As Jesus and his disciples were on their way, he came to a village where a woman named Martha opened her home to him. 39 She had a sister called Mary, who sat at the Lord’s feet listening to what he said. 40 But Martha was distracted by all the preparations that had to be made. She came to him and asked, ‘Lord, don’t you care that my sister has left me to do the work by myself? Tell her to help me!’

41 ‘Martha, Martha,’ the Lord answered, ‘you are worried and upset about many things, 42 but few things are needed – or indeed only one. Mary has chosen what is better, and it will not be taken away from her.’

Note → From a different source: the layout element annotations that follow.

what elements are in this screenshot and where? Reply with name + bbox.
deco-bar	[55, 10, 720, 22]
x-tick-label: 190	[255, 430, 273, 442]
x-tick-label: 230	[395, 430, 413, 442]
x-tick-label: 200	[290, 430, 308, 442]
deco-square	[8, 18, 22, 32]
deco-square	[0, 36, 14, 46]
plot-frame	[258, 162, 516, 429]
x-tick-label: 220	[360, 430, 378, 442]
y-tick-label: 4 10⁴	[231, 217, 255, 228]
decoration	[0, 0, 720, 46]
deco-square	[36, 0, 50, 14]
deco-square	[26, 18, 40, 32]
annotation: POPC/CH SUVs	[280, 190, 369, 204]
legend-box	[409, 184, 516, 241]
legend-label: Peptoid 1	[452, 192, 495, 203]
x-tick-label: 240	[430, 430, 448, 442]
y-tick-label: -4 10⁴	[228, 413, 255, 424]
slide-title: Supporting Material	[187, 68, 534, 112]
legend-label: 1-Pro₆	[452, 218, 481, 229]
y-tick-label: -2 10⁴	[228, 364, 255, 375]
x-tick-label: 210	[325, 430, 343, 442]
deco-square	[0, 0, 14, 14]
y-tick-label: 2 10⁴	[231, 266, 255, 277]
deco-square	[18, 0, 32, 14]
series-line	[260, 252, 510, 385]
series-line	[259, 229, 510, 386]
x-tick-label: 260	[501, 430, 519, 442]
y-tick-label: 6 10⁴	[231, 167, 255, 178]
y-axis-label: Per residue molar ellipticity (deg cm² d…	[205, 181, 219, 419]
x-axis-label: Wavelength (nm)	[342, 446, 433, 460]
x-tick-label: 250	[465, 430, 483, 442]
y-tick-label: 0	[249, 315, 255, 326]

Teresa of Avila commented:

“Believe me, Martha and Mary must join together in order to show hospitality to the Lord and have him always present and not host him badly by failing to give him something to eat. How would Mary, always seated at his feet, provide him with food if her sister did not help her? His food is that in every way possible we draw souls that they may be saved and praise him always”

Really, Mary and Martha belong together in the service of the Lord.

We are regularly tempted to ‘put asunder’ things ‘God has joined together.’

The above quote resonates with this other, longer quotation from Michael Martin on the most effective people in the world.:

“To really get things done in the world, we’re told, we need men and women of action. Modern Christianity has bought into this idea. Much of medieval Christianity, too, affirmed the dichotomy between “contemplation” and “service”; it just valued the former over the latter. Religious orders that had a charism of “contemplation” were thought to be following the example of Mary over Martha, choosing “the better part” (Luke 10:38–42).

But there are clues that this polarised way of understanding the Christian life is wrong. Some of those clues lie in the text of the New Testament itself. The Lord withdrew to pray before his great works: before the calling of the disciples and the Sermon on the Mount, before walking on the sea, before his Passion. Other clues lie in the lives of those who took Christ as their template, who sought to follow him with their whole selves.”

All effective Christian service flows from being at the feet of Jesus; from being with the Father in intimate, prayerful fellowship. Martha’s activism is needed, but frenetic work which does not flow from Union with Jesus, the Living Vine, is ultimately futile. Andrew Murray put this so well:

‘Do not confound work and fruit. There may be a good deal of work for Christ that is not the fruit of the Heavenly Vine.’